We got to check out The Bowery (55 Colborne Street) a few weeks ago. Chef Tawfik Shehata is doing the exec gig both here and over at The Ballroom, with Chef Jason Maw running the day to day. Both chefs were on hand the night we dropped by with a couple of friends, and we tried a number of dishes that were very impressive. Above, the grilled octopus with tomato confit, nicoise olives, baby arugula, polenta and squid ink aioli. Nice tender bits of squid and the aioli was really interesting – it looks a little odd on the plate, but it has a great flavour of garlic and squid.
The Scotch duck egg, wrapped in foie gras and duck confit, with house cured-duck breast, mustard greens and shallot jam. Yep, it was as amazing as it sounds.
The Bowery’s albacore tuna crudo with cilantro, serrano chili, fried garlic and orange zest. This was a delight, with a nice balance of flavours and just enough chili so that it wasn’t noticeable right away, but it kind of kicked in after a few bites.
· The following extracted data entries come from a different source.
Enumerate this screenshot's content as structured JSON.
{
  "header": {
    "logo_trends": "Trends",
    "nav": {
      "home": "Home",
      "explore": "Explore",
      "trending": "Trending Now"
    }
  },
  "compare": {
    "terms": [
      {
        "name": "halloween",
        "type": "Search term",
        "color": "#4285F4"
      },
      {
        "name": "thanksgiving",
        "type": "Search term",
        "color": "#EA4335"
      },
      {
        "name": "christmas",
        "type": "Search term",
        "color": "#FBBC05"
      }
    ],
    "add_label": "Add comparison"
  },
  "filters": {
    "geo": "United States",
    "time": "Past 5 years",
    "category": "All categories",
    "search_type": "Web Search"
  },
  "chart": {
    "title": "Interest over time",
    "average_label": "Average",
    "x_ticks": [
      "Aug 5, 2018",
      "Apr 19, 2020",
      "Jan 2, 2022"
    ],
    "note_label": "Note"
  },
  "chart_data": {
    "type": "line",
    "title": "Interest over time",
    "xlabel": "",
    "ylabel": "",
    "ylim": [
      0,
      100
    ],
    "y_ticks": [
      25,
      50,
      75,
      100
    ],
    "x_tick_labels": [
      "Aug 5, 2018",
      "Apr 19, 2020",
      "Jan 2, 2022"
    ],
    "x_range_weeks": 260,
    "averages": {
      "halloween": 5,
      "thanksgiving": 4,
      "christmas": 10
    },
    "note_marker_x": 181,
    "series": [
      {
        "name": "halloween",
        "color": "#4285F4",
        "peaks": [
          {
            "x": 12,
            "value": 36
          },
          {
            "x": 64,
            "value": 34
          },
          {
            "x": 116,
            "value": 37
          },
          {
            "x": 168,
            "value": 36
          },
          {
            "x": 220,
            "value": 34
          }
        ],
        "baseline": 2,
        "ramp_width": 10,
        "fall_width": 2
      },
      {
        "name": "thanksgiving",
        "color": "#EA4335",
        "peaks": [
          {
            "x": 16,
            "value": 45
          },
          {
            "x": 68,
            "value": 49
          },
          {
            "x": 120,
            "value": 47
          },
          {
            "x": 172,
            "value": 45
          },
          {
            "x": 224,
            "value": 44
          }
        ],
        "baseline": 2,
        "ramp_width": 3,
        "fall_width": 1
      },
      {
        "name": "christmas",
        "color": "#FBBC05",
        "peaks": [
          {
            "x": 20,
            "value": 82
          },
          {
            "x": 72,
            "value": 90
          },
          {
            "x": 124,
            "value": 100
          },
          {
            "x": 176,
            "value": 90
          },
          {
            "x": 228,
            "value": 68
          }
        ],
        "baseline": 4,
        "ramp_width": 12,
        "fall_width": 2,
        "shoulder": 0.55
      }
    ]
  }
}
We worried that our vegetarian friend wouldn’t have enough options with The Bowery’s menu, which leans to the meaty side, but a selection of pasta and pizza offered up this emerald gem. The green pizza is topped with grilled spring leeks, garlic scapes, spinach, oregano, serrano chili, lemon and chevre noir.
The Lake Huron pickerel with a saffron veloute, mussels and bacon doesn’t look like it will be particularly interesting, but this dish is all about flavour. The saffron and fish make it like a minimalist, modern bouillabaisse. Rock fingers for this one all the way.
Ricotta gnocchi with northern woods mushrooms, nettles, garden peas, hazelnut streusel and pecorino romano. In retrospect, while this was a delicious dish, it was a bit heavy for the very hot day we visited. But it has a lovely palette of late spring flavours and would have been perfect on a day under 25’C.
The Bowery’s dessert menu is short but focuses on housemade ice cream and gelato. This is a slice of cheesecake with – wait for it – carrot cake ice cream. Which is created by first making a whole carrot cake. Served with a sweet raisin compote.
When I interviewed Shehata for Toronto.com, he stressed the fact that the menu would evolve with the seasons. This was very much the case when he was the chef at Vertical, so it’s no surprise to see it at The Bowery as well. Which means that these dishes are likely to be different from week to week. The Bowery also boasts a huge charcoal grill so grilled meat (steak, venison, lamb, whole branzino) are prevalent on the menu, offered with seasonal sides (fava breans, zucchini, sauteed summer veg).
Much has already been written about the decor, but the space was welcoming a fun. I don’t know if it exactly bring back NYC’s Bowery district during its 1980s heyday, but a little more Ramones on the stereo could help that.